Я не буду останавливаться на истории моих отношений и на моей переписке с этой писательницей19. Дополню сказанное еще только штрихами ее физического портрета. Лицо плотное, мясистое, с крупными выражено-выразительными чертами. Шиньон в могучем заплетении массивных кос. Глаза и лоб, выражающие ум и характер. В глазах мягкое сияние благородно-цельной натуры. Саломэ почти не снимала с себя балахона, будучи, кажется, не в состоянии заключить свое непокорное тело в корсет. И мне думается, что именно эта черта телесной свободы и стихийность действовали, между прочим, на всегда болезненного Ницше с особенною силою. Когда-нибудь это еще будет предметом ретроспективного изучения, после того, как Лу Андреас-Саломэ разрешит опубликовать при жизни или посмертно свой архив.

Перебирая памятью разные впечатления прошлого, не могу не остановиться восторженною мыслью на образе русской девушки, представшей как-то предо мною в период, последовавший за японской войной, когда я работал в театре В. Ф. Коммиссаржевской. Это была красавица в полном смысле слова — Маша Добролюбова. Ее знали в литературных кружках, высоко ценил Д. С. Мережковский, при входе ее в зал заседаний «Религиозно-философского общества»20 у многих чувствовалось желание приветствовать ее появление вставанием. Это воплощенная святость — нежная, чуткая, вся точно устремленная на подвиг во имя вашего дела. Она не могла видеть нужды без того, чтобы не явиться сейчас же с помощью материальною или моральною.

Мне лично в тяжелые мои дни она приносила в пакетиках обеды и завтраки — то в Пале-Рояль21, где я тогда жил, — то в мой кабинет у В. Ф. Коммиссаржевской. Иногда приносила она и фрукты, а однажды и целый ананас. Чего эта замечательная душа искала от меня? Она любила слушать мои толкования к Евангелию22 и, как выразилась она в одном из ее писем23, благодарила небо за то, что я имеюсь в числе живых существ на свете. Любви тут, конечно, не было никакой. Это была девушка недосягаемая, неприкасаемая, вне какой бы то ни было телесной игры, вся подвижница, вся хлопотунья около больших и полезных дел. Тем не менее Осип Дымов в своем романе «Бегущие креста»24 представил мою дружбу с этой чудесной девушкой в необычайно превратной форме и перспективе. В его изображении Маша Добролюбова являлась жертвой безнадежной любви ко мне, бесчувственному человеку, не удостоившему даже посетить могилу той, чье сердце разбил.

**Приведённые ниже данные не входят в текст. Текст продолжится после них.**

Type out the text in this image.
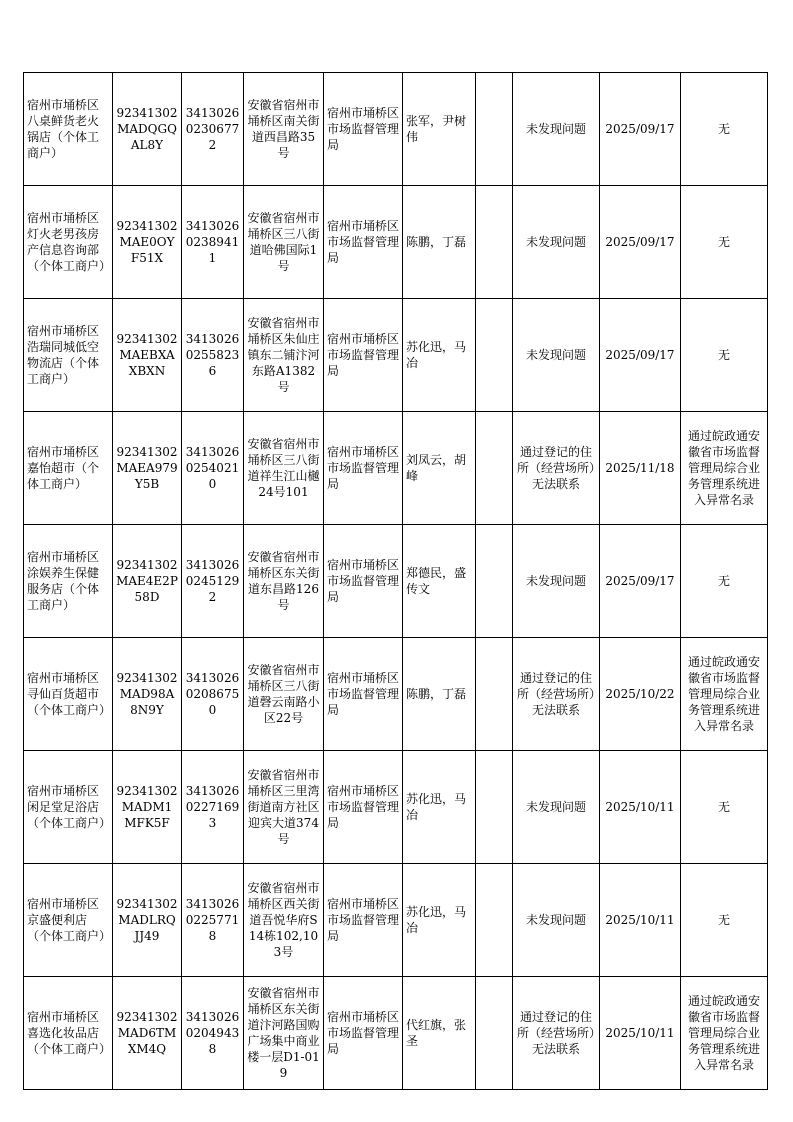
宿州市埇桥区八桌鲜货老火锅店（个体工商户）	92341302MADQGQAL8Y	341302602306772	安徽省宿州市埇桥区南关街道西昌路35号	宿州市埇桥区市场监督管理局	张军，尹树伟		未发现问题	2025/09/17	无
宿州市埇桥区灯火老男孩房产信息咨询部（个体工商户）	92341302MAE0OYF51X	341302602389411	安徽省宿州市埇桥区三八街道哈佛国际1号	宿州市埇桥区市场监督管理局	陈鹏，丁磊		未发现问题	2025/09/17	无
宿州市埇桥区浩瑞同城低空物流店（个体工商户）	92341302MAEBXAXBXN	341302602558236	安徽省宿州市埇桥区朱仙庄镇东二铺汴河东路A1382号	宿州市埇桥区市场监督管理局	苏化迅，马冶		未发现问题	2025/09/17	无
宿州市埇桥区嘉怡超市（个体工商户）	92341302MAEA979Y5B	341302602540210	安徽省宿州市埇桥区三八街道祥生江山樾24号101	宿州市埇桥区市场监督管理局	刘凤云，胡峰		通过登记的住所（经营场所）无法联系	2025/11/18	通过皖政通安徽省市场监督管理局综合业务管理系统进入异常名录
宿州市埇桥区涂娱养生保健服务店（个体工商户）	92341302MAE4E2P58D	341302602451292	安徽省宿州市埇桥区东关街道东昌路126号	宿州市埇桥区市场监督管理局	郑德民，盛传文		未发现问题	2025/09/17	无
宿州市埇桥区寻仙百货超市（个体工商户）	92341302MAD98A8N9Y	341302602086750	安徽省宿州市埇桥区三八街道磬云南路小区22号	宿州市埇桥区市场监督管理局	陈鹏，丁磊		通过登记的住所（经营场所）无法联系	2025/10/22	通过皖政通安徽省市场监督管理局综合业务管理系统进入异常名录
宿州市埇桥区闲足堂足浴店（个体工商户）	92341302MADM1MFK5F	341302602271693	安徽省宿州市埇桥区三里湾街道南方社区迎宾大道374号	宿州市埇桥区市场监督管理局	苏化迅，马冶		未发现问题	2025/10/11	无
宿州市埇桥区京盛便利店（个体工商户）	92341302MADLRQJJ49	341302602257718	安徽省宿州市埇桥区西关街道吾悦华府S14栋102,103号	宿州市埇桥区市场监督管理局	苏化迅，马冶		未发现问题	2025/10/11	无
宿州市埇桥区喜选化妆品店（个体工商户）	92341302MAD6TMXM4Q	341302602049438	安徽省宿州市埇桥区东关街道汴河路国购广场集中商业楼一层D1-019	宿州市埇桥区市场监督管理局	代红旗，张圣		通过登记的住所（经营场所）无法联系	2025/10/11	通过皖政通安徽省市场监督管理局综合业务管理系统进入异常名录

Маша Добролюбова погибла трагически. В период начавшейся революции 1905 года она оказалась арестованной и заключенной в тюрьму, откуда вышла с печатью неслыханного внутреннего расстройства. Какая-то катастрофа произошла с этой необыкновенной красавицей в стенах тюрьмы. Она никому ничего не сказала. Но пережить случившегося, по-видимому, не могла. Однажды Маша Добролюбова была найдена в своей комнате умершею, причем родные ее воздерживались от всяких объяснений на эту тему. Я же лично допускаю, что она покончила жизнь самоубийством. Она принесла с собой на землю чистую большую душу и с такою же душою, без мельчайшего пятнышка, ушла от нас. В памяти знавших и видевших эту протоарийскую девушку она оставила впечатление живой иконы.

Обегаю мысленным взором галерею женщин, встретившихся мне на моем жизненном пути. Многим из них я обязан большими дружескими одарениями. В холодные и голодные зимние дни последних черных лет я находил в радушном и приклонном ко мне доме Грековых приют и минутный оазис. Исключительная доброта всегда литературно настроенной писательницы Елены Афанасьевны Грековой всегда лилась на меня потоками. Вспоминаются также гостеприимные дома Щепкиной-Куперник, покойной поэтессы Лохвицкой, Е.Бердяевой и Н. Н. Кульженко.

У Т. Л. Щепкиной-Куперник литераторы собирались особенно охотно, и в свое время у нее устраивались настоящие поэтически-беллетристические пикники. Щепкина-Куперник писала удивительные экспромты, которые часто лучше других ее выражают.

Лохвицкую, одну из интереснейших женщин в русской литературе, я помню неотчетливо. Стихи ее отливали огнем настоящей эротики в духе библейской «Песни Песней». А в домашнем быту это была скромнейшая и, может быть, целомудреннейшая женщина, всегда при детях, всегда озабоченная своим хозяйством. Она принимала своих гостей совсем на еврейский лад: показывала своих детей, угощала заботливо вареньем и всякими сластями. Этот сладостно-гостеприимный оттенок имеет восточно-еврейский отсвет. В Лохвицкой блестящим образом сочетались черты протоарийской женщины с амуреточными импульсами, изливавшимися лишь в стихах.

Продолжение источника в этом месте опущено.